The common-base amplifier BIPOLAR JUNCTION TRANSISTORS

The final transistor amplifier configuration we need to study is the common-base. This configuration is more complex than the other two, and is less common due to its strange operating characteristics.

It is called the common-base configuration because (DC power source aside), the signal source and the load share the base of the transistor as a common connection point:

Perhaps the most striking characteristic of this configuration is that the input signal source must carry the full emitter current of the transistor, as indicated by the heavy arrows in the first illustration. As we know, the emitter current is greater than any other current in the transistor, being the sum of base and collector currents. In the last two amplifier configurations, the signal source was connected to the base lead of the transistor, thus handling the least current possible.

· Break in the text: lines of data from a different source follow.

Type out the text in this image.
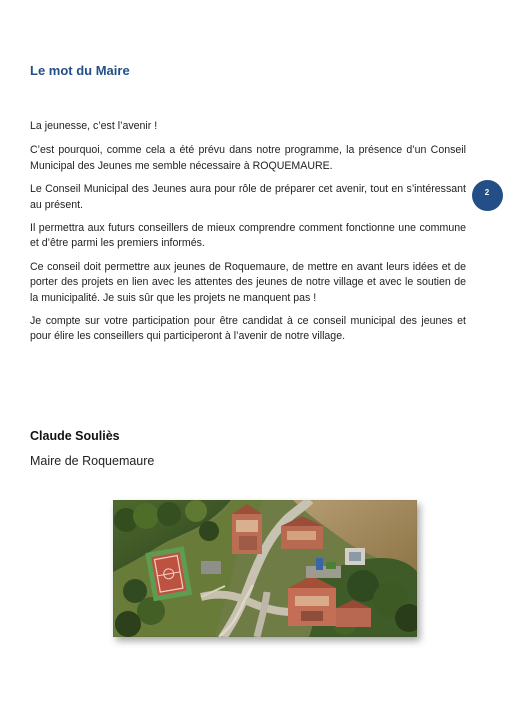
Le mot du Maire

La jeunesse, c’est l’avenir !

C’est pourquoi, comme cela a été prévu dans notre programme, la présence d’un Conseil Municipal des Jeunes me semble nécessaire à ROQUEMAURE.

Le Conseil Municipal des Jeunes aura pour rôle de préparer cet avenir, tout en s’intéressant au présent.

Il permettra aux futurs conseillers de mieux comprendre comment fonctionne une commune et d’être parmi les premiers informés.

Ce conseil doit permettre aux jeunes de Roquemaure, de mettre en avant leurs idées et de porter des projets en lien avec les attentes des jeunes de notre village et avec le soutien de la municipalité. Je suis sûr que les projets ne manquent pas !

Je compte sur votre participation pour être candidat à ce conseil municipal des jeunes et pour élire les conseillers qui participeront à l’avenir de notre village.

2
Claude Souliès

Maire de Roquemaure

Because the input current exceeds all other currents in the circuit, including the output current, the current gain of this amplifier is actually less than 1 (notice how Rload is connected to the collector, thus carrying slightly less current than the signal source). In other words, it attenuates current rather than amplifying it. With common-emitter and common-collector amplifier configurations, the transistor parameter most closely associated with gain was β. In the common-base circuit, we follow another basic transistor parameter: the ratio between collector current and emitter current, which is a fraction always less than 1. This fractional value for any transistor is called the alpha ratio, or α ratio.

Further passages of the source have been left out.